Across the country, legal challenges are mounting to voter identification laws in several states, and the outcome of the November election could be hanging in the balance. A lawsuit is underway in Pennsylvania, where voters are challenging the state’s strict ID requirement; the state of Texas is suing the Obama administration over its move to block a voter ID law; a judge in Wisconsin barred enforcement of a voter ID rule this week; and in Florida, officials sued for access to a federal database of noncitizens in hopes of purging them from voter rolls, according to the New York Times.

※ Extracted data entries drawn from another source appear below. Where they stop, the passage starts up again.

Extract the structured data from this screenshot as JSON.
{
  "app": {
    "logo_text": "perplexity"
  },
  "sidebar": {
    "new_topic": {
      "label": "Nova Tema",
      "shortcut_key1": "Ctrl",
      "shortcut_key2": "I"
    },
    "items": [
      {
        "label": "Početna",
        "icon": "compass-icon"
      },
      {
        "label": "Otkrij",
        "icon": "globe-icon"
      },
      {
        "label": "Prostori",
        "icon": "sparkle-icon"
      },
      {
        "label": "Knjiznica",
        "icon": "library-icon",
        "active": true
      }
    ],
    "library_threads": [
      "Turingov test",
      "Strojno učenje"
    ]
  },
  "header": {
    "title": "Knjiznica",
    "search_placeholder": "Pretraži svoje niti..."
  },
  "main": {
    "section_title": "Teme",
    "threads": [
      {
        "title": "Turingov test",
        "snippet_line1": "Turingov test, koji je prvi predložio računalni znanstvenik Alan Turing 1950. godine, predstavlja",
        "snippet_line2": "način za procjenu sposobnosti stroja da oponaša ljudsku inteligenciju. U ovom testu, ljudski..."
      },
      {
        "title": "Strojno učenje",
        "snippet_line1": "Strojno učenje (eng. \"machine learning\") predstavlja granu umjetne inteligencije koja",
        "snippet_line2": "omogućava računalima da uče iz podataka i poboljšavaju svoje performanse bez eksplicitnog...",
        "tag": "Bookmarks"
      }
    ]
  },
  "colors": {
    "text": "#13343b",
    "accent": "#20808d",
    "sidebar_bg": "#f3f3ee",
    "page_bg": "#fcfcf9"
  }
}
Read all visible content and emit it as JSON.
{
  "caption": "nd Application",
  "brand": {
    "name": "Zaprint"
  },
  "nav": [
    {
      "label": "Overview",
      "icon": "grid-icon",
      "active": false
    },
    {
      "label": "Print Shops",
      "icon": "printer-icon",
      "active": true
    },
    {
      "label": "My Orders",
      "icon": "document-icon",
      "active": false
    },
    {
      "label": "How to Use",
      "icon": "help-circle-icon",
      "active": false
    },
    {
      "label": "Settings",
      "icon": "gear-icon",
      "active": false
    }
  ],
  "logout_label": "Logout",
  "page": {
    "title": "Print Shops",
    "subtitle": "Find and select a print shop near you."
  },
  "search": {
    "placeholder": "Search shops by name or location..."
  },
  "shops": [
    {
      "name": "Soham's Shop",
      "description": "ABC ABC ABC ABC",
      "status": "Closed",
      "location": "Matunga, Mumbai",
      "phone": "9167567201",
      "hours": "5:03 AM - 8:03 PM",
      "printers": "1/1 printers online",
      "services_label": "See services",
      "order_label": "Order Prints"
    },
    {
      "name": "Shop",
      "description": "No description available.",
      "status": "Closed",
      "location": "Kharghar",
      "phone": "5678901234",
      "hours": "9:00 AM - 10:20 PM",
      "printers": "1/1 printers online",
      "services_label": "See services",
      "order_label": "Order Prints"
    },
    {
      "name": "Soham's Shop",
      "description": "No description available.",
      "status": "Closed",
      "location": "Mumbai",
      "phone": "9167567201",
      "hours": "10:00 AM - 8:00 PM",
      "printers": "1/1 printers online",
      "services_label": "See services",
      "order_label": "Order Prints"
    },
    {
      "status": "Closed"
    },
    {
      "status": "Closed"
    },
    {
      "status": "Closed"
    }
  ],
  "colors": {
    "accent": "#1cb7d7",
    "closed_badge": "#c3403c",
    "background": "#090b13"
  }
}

Democrats maintain that these laws are voter suppression efforts, with Attorney General Eric Holder calling the Texas statute a poll tax. Nearly every state that has passed such laws in the last two years has a Republican-majority legislature, and those affected by the ID requirements are mostly minority groups and urban poor, groups that tend to vote Democratic, the NYT reported. Republicans insist, however, that the laws are meant to ensure the integrity of the voting process by preventing voter fraud.
A new study by the Brennan Center for Justice found that allegedly free IDs are not accessible to all voters. Nearly 500,000 eligible voters are without access to a vehicle and more than 10 miles from the nearest state-issuing office, with scant public transportation options, the study found. While the ID in many cases is free, legal documents necessary to obtain one can cost between $8 and $20, the study found.